Pay attention to the fine dissection along the capsule during the operation, and protect the blood supply of the parathyroid glands when preserving them in situ. Autologous transplantation is recommended for parathyroid glands that cannot be preserved in situ. Some staining techniques can assist in the identification of parathyroid glands during surgery, such as nano-carbon negative imaging. 

 

 

 

4. Infection 

Most of the thyroid surgeries are Type I incisions, and a small number of operations involving the larynx, trachea, and esophagus are Type II incisions.

The incidence of incision infection after thyroidectomy is about 1% to 2%. Risk factors for wound infection include cancer, diabetes, and immunocompromise.

 

The manifestations of incision infection include fever, turbid drainage fluid, incision redness, swelling and exudate, elevated skin temperature, local pain with tenderness, etc.

If incision infection is suspected, antibiotic treatment should be given in time, and if there is abscess effusion, the incision should be opened and the dressing should be changed.

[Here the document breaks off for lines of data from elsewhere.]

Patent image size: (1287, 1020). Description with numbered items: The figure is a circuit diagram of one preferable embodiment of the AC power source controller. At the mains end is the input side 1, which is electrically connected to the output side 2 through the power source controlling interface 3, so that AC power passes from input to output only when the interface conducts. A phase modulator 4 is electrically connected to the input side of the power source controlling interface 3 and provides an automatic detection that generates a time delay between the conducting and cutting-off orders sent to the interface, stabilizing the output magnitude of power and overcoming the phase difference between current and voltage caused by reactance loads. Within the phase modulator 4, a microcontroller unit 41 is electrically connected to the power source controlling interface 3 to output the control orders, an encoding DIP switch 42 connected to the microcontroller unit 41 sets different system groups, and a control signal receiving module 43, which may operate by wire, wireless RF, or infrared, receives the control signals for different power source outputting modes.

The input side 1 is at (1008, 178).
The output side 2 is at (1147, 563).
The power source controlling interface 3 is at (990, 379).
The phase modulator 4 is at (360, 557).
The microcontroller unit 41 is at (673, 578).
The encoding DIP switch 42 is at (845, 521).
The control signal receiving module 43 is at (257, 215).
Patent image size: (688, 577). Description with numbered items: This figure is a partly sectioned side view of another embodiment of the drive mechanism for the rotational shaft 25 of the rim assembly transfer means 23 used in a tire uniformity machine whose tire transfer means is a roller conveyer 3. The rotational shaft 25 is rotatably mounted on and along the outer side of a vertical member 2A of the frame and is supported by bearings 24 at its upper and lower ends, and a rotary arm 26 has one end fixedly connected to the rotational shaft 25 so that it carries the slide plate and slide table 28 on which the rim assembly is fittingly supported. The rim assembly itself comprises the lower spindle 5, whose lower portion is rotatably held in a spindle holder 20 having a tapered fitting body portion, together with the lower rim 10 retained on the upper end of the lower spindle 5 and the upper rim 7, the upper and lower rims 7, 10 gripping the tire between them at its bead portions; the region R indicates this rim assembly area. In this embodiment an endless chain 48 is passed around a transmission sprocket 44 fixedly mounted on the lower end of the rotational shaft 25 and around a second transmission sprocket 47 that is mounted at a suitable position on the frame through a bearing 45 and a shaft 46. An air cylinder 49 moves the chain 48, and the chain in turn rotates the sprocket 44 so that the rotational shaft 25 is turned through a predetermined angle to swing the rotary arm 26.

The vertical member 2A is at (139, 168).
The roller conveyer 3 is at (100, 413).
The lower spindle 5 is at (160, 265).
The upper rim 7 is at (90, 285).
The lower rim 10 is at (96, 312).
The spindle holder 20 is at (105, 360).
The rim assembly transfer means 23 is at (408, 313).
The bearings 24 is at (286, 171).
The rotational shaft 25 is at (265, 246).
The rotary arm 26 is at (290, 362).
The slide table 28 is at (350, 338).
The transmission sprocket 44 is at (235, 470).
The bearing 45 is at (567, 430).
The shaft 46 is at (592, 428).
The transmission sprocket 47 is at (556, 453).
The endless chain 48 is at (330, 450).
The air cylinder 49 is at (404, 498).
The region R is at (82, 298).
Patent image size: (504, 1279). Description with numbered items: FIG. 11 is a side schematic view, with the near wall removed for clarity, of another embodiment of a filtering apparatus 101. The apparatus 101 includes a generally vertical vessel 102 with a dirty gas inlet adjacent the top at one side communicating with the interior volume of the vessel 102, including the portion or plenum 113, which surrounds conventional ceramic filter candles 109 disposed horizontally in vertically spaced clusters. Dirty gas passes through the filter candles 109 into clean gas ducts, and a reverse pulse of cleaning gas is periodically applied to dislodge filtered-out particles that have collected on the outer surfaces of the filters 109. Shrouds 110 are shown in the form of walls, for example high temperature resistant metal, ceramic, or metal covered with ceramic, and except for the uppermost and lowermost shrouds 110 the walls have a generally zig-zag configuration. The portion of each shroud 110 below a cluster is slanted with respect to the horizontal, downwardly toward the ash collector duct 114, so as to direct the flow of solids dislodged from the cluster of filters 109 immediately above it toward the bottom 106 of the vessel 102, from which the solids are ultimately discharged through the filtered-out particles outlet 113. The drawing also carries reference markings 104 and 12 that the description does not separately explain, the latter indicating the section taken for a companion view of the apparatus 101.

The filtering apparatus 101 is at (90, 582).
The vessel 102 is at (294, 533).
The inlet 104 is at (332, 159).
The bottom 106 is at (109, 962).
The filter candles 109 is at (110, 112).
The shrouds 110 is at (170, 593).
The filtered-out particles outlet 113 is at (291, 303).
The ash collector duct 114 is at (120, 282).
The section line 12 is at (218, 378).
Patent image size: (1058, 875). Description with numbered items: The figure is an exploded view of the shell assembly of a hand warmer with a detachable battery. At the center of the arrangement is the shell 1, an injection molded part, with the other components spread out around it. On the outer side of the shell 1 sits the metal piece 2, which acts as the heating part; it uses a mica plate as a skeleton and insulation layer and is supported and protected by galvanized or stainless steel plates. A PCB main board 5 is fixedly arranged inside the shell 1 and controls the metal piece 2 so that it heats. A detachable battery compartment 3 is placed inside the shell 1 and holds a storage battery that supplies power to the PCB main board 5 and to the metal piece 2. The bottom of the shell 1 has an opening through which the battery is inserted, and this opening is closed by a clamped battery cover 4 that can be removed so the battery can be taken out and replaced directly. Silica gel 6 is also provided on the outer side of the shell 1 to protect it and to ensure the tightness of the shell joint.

Superficial incision infection is easier to find, but deep incision infection is often difficult to detect early, and ultrasound can be used to judge the effusion in the deep part of the incision.

In a very small number of patients, the large blood vessels in the neck may rupture and bleed due to infection, which is life-threatening.

 

 

 

5. Lymphatic leakage 

Commonly seen after neck lymph node dissection, the drainage volume continues to be large, up to 500-1000ml per day, or even more, mostly in the form of milky white opaque fluid, also known as chyle leak.

Long-term lymphatic leakage can cause volume decline, electrolyte disturbance, hypoproteinemia, etc. After a lymphatic leak occurs, the drainage should be kept unobstructed.

First of all, conservative treatment can be adopted. Generally, fasting is required and parenteral nutrition is given.

After a few days, the drainage fluid can gradually change from milky white to light yellow clear fluid, and the drainage volume will gradually decrease.

If conservative treatment has no obvious effect for 1 to 2 weeks, surgical treatment should be considered.

Surgery options include ligation of the cervical thoracic duct, closure of the leak with a cervical transfer tissue flap, or thoracoscopic ligation of the thoracic duct. 

 

 

6. Local accumulation of fluid (seroma) 

 

The incidence of local effusion after thyroidectomy is about 1% to 6%. The larger the operation range, the higher the probability of occurrence, which is mainly related to the residual dead space after operation.

Indwelling a drainage tube in the operation area can help reduce the formation of local effusion. Treatment consists of close observation, multiple needle aspirations, and negative pressure drainage.

 

 

 

7. Other rare complications

Thyroid surgery can also cause some other complications, but the incidence rate is low, such as pneumothorax (caused by pleural rupture caused by cervical root surgery), Horner syndrome (injury to the cervical sympathetic chain), hypoglossal nerve injury caused tongue deviation , Injury to the marginal mandibular branch of the facial nerve causes the corners of the mouth to be skewed, etc.

 

 

 

 

 

Reference:

Guidelines for Diagnosis and Treatment of Thyroid Cancer (2022 Edition)

What are Common complications after thyroid cancer surgery?